The Gulf of Khambhat is a trumpet shaped bay that is part of the Arabian Sea coast of India that borders the state of Gujarat. The Gulf divides the Kathiawar Peninsula from the south-eastern part of Gujarat. The Gulf of Khambhat is also known as the Gulf of Cambay. Several major rivers drain from Gujarat into the Gulf, including the Narmada, the Tapti, the Mahi and the Sabarmati.

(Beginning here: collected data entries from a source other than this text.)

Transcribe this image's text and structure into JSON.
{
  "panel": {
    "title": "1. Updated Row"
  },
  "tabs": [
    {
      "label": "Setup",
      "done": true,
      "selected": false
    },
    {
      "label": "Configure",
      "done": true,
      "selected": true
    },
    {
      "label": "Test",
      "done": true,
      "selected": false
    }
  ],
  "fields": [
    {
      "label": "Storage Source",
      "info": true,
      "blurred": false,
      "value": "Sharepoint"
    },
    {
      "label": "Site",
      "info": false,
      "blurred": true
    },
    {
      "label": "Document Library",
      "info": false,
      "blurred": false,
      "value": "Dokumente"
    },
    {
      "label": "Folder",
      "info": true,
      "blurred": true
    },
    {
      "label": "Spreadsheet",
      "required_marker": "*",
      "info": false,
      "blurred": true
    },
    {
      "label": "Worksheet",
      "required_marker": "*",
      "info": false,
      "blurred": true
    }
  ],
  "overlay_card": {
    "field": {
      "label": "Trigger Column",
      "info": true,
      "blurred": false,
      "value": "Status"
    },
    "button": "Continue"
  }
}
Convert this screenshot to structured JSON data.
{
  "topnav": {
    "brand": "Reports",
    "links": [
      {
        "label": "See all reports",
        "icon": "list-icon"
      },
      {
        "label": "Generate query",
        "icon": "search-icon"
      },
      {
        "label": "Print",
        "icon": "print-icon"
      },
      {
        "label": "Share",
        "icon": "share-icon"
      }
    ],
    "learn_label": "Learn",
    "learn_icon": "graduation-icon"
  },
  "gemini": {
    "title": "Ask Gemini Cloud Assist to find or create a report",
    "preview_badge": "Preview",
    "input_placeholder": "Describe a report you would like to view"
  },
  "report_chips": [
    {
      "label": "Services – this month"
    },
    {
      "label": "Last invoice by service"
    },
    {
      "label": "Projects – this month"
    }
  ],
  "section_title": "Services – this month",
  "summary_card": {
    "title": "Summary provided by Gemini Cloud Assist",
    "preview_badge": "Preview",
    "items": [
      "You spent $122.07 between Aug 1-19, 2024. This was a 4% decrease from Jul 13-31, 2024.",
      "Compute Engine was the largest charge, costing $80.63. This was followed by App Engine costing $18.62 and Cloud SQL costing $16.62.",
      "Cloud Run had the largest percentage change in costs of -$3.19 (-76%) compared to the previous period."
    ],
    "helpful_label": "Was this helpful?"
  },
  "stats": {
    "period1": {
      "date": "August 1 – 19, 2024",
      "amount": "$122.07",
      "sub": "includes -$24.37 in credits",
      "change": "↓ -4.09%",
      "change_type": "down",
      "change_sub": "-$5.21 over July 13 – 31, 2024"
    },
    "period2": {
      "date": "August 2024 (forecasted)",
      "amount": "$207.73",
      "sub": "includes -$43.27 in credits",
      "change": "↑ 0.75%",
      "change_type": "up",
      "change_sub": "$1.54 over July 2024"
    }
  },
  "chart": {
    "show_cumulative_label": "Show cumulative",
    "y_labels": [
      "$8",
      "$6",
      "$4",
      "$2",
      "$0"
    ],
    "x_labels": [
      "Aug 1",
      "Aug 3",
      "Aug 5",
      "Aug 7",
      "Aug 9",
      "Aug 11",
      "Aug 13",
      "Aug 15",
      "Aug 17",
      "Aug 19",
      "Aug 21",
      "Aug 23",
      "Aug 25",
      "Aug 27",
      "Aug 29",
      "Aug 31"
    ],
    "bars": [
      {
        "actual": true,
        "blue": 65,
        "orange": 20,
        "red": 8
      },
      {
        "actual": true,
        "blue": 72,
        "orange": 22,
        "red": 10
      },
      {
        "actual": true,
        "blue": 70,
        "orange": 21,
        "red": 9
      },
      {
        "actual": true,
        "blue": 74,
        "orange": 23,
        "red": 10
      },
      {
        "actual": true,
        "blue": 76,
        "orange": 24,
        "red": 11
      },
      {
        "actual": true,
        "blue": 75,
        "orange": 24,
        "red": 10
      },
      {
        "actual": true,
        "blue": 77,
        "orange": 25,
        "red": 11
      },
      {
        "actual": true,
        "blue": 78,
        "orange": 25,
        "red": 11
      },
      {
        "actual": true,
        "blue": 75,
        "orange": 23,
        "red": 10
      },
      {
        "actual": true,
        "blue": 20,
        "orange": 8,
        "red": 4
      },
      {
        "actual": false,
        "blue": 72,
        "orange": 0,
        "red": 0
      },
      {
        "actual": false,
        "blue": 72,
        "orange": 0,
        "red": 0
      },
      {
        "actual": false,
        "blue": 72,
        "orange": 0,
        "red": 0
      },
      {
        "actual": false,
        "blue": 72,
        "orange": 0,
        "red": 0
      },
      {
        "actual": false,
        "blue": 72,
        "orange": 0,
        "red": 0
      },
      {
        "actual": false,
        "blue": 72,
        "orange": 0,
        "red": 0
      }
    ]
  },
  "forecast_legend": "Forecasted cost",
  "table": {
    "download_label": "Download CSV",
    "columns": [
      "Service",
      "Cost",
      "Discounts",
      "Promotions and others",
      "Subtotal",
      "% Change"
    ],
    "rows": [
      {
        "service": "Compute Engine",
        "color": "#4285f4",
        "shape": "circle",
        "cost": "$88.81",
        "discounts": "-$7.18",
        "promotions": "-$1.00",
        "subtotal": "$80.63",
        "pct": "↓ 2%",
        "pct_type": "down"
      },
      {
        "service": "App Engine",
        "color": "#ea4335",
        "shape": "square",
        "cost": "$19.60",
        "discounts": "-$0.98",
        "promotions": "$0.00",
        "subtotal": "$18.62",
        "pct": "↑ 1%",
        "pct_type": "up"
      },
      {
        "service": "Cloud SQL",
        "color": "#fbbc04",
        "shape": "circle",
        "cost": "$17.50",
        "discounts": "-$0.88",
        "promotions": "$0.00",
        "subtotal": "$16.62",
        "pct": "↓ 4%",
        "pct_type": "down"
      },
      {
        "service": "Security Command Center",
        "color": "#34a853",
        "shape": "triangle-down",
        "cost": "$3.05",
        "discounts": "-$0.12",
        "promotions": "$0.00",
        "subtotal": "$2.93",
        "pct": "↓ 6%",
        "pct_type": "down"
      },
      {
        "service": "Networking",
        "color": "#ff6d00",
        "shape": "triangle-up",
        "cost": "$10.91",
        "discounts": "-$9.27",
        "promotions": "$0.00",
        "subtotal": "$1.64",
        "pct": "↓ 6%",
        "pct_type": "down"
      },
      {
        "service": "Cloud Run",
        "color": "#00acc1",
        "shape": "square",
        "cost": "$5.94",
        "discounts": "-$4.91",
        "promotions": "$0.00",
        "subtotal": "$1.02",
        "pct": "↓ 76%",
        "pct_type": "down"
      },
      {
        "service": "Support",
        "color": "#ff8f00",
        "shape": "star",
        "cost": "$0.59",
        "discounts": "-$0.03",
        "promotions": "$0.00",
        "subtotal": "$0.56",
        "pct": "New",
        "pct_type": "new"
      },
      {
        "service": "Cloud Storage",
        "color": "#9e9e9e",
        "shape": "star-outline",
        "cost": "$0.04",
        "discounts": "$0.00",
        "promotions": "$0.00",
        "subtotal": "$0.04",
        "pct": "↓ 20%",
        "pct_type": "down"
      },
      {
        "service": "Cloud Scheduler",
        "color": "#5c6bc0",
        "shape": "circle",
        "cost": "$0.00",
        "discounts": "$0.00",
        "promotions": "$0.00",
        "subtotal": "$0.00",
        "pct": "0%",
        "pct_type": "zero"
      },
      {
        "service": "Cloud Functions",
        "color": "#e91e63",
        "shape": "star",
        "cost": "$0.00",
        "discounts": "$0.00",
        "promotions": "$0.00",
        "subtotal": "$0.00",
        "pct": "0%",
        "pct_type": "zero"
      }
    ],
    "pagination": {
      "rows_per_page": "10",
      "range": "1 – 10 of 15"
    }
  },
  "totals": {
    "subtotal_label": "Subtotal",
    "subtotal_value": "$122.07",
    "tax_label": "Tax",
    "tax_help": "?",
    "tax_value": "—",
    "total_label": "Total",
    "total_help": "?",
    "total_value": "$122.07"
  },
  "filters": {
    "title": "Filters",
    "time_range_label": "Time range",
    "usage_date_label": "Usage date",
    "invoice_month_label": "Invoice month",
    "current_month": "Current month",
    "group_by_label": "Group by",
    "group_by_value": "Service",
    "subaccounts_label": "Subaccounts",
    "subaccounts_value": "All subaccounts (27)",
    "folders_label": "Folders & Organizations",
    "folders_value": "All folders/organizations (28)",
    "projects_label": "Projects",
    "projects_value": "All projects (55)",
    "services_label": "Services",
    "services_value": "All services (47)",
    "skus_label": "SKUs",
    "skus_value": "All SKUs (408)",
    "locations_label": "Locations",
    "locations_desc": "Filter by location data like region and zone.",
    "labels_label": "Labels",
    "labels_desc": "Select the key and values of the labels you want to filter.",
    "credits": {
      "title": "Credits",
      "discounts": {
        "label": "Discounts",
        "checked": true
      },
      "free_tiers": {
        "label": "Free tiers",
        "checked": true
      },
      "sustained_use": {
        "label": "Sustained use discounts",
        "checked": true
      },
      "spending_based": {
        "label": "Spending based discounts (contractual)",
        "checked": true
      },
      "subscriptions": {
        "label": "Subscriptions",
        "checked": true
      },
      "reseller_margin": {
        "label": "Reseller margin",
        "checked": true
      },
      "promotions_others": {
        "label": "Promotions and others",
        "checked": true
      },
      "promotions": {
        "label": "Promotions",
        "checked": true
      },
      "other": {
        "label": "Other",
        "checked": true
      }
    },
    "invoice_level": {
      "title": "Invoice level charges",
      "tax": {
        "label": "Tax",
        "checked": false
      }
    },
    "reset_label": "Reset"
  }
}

The Gulf of Khambhat is about 200 kilometres in length and around 20 kilometres wide in the north and up to 70 kilometres wide in the south. The shape and orientation of the Gulf in relation to the south-west monsoon winds is the reason for its high tidal range of 12 metres and the high velocity of the entering tides. The shoals and sandbanks are hazardous to navigate, and all the ports in the Gulf have suffered from silting caused by the tides and flood torrents of the rivers. The Gulf region is very tectonically active, and several faultlines are found here, with earthquakes occurring periodically. The Gulf itself was formed by a major rift that caused a down sliding of the Khambhat region.
One of the oldest Indian ports Bharuch and the port of Surat are found on the eastern side of the Gulf which were more active during the period of early European commercial contact with India. The discovery and exploration of oil, in particular near Bharuch, has resulted in a commercial revival of the region.